Other technical achievements of Olinda aside, the portrait of the heroine as she reveals herself to her confidant is the novel's most significant feature. A fictional heroine of this early date who can be sententious without being tedious, who is moderately and believably witty, who is courted by a gold-smith (even though, conformably to the times, he is named Berontus) rather than a prince borrowed from Astree, and who satirizes herself soberly for scorning him, who meets her ideal lover with a business letter rather than in a shipwreck, and who level-headedly fends him off because he is both married and a would-be philanderer, is a rarity indeed.

Olinda commends itself to the student of English literary history principally for two reasons: because it so ably anticipates in embryo so many features which the English domestic and realistic novel would develop in its age of maturity and popularity, and because we do not yet understand, and need to investigate, the cultural factors-literary, social, and economic—which prevented the kind of achievement it represents from being duplicated with any frequency for several decades.

Notes

  1. Walter Allen, The English Novel (New York, 1968), p. 4.

  2. Advertised in the Term Catalogues, Trinity Term, 1693 (II, 466); Wing L1784, L1785.

  3. It is listed in Harold C. Binkley, “Letter Writing in English Literature” (unpublished Harvard dissertation, 1923).

  4. They included Familiar Letters [of] Rochester (2 vols., 1697), Familiar and Courtly Letters [of] Voiture (2 vols., 1700), A Pacquet from Will's (2nd ed., 1705), The Works of Mr. Thomas Brown (2-4 vols., 1707—), and The Lady's Pacquet of Letters (1710). Briscoe was not in every case the printer of the first edition.

  5. “A Cologne. Chez ***. MDCXCV.” A copy of the volume is in the Bibliotheque de l'Arsenal in Paris.

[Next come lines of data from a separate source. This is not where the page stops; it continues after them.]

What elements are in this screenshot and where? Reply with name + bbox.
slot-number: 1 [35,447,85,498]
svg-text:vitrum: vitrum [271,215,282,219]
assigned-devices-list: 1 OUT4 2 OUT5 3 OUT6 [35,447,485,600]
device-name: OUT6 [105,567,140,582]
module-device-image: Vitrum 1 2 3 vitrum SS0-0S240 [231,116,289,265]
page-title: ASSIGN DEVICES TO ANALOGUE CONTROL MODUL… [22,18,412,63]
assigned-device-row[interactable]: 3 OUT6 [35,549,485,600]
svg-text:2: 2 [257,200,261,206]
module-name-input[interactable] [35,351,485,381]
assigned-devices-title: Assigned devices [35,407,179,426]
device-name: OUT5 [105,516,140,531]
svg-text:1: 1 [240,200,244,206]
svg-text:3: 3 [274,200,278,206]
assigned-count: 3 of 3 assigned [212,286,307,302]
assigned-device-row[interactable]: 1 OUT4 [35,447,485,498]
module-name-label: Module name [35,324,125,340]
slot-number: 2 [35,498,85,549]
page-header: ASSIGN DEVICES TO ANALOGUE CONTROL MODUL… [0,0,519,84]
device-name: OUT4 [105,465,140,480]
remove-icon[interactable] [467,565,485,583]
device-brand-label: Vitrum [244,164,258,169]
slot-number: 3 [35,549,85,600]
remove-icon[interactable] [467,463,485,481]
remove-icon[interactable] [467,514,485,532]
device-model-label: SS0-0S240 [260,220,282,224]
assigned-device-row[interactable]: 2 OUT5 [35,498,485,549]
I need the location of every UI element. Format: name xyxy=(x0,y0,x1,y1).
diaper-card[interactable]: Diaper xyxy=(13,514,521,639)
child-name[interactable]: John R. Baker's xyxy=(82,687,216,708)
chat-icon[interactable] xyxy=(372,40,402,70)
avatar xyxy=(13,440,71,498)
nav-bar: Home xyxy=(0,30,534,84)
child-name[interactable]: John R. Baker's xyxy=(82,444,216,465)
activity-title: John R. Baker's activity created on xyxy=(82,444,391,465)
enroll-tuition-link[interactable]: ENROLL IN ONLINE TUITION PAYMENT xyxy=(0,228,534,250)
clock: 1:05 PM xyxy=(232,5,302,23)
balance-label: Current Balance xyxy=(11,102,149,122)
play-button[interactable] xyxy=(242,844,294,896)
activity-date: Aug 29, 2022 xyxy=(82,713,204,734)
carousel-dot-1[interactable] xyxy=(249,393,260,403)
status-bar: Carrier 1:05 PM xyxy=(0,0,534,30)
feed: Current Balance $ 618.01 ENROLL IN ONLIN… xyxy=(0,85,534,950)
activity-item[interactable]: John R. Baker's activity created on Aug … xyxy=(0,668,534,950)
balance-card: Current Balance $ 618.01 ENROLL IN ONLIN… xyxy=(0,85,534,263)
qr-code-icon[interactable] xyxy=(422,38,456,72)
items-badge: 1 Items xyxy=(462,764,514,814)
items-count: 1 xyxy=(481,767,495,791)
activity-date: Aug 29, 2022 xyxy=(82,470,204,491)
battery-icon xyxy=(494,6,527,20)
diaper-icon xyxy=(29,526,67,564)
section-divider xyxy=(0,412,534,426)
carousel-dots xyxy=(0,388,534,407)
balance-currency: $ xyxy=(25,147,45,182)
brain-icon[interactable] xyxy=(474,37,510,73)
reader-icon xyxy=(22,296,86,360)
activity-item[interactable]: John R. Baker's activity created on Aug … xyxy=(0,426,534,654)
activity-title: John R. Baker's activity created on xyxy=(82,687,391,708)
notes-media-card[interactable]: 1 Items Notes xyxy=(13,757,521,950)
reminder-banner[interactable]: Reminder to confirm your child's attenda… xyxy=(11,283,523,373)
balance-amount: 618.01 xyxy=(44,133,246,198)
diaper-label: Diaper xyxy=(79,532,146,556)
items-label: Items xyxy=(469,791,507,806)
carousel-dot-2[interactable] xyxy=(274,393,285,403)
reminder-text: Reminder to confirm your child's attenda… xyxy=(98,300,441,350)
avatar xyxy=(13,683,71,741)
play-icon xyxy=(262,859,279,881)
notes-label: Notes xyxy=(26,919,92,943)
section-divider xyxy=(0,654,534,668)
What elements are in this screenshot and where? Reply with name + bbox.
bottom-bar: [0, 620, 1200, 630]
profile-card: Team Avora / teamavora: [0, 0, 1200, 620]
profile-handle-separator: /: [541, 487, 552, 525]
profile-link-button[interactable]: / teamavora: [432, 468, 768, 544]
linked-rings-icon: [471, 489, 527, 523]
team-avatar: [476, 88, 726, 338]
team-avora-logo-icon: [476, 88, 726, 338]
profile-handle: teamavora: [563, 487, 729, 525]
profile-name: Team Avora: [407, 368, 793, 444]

  6. See DNB, s. v. “Cockburn, Catherine”; Edmund Gosse, “Catharine Trotter, the First of the Bluestockings,” Fortnightly Review, N. S., No. 594 (June 1916), pp. 1034-1048; Alison Fleming, “Catherine Trotter—‘the Scots Sappho,’” Scots Magazine, XXXIII (1940), 305-314. The source from which all three are derived is Thomas Birch's The Works of Mrs. Catherine Cockburn (2 vols., 1751), including letters and a prefatory biography.

  7. The play is reproduced in the Augustan Reprint Society's Publication No. 124 (Los Angeles, 1967), with an introduction by Lucyle Hook.

  8. Page references are to the “second edition” of 1715. See Paul B. Anderson, “Mistress Delariviere Manley's Biography,” MP, XXXIII (1935-36), 270-271, for further details.

  9. The Rise of the Novel (London, 1957), Chapter I.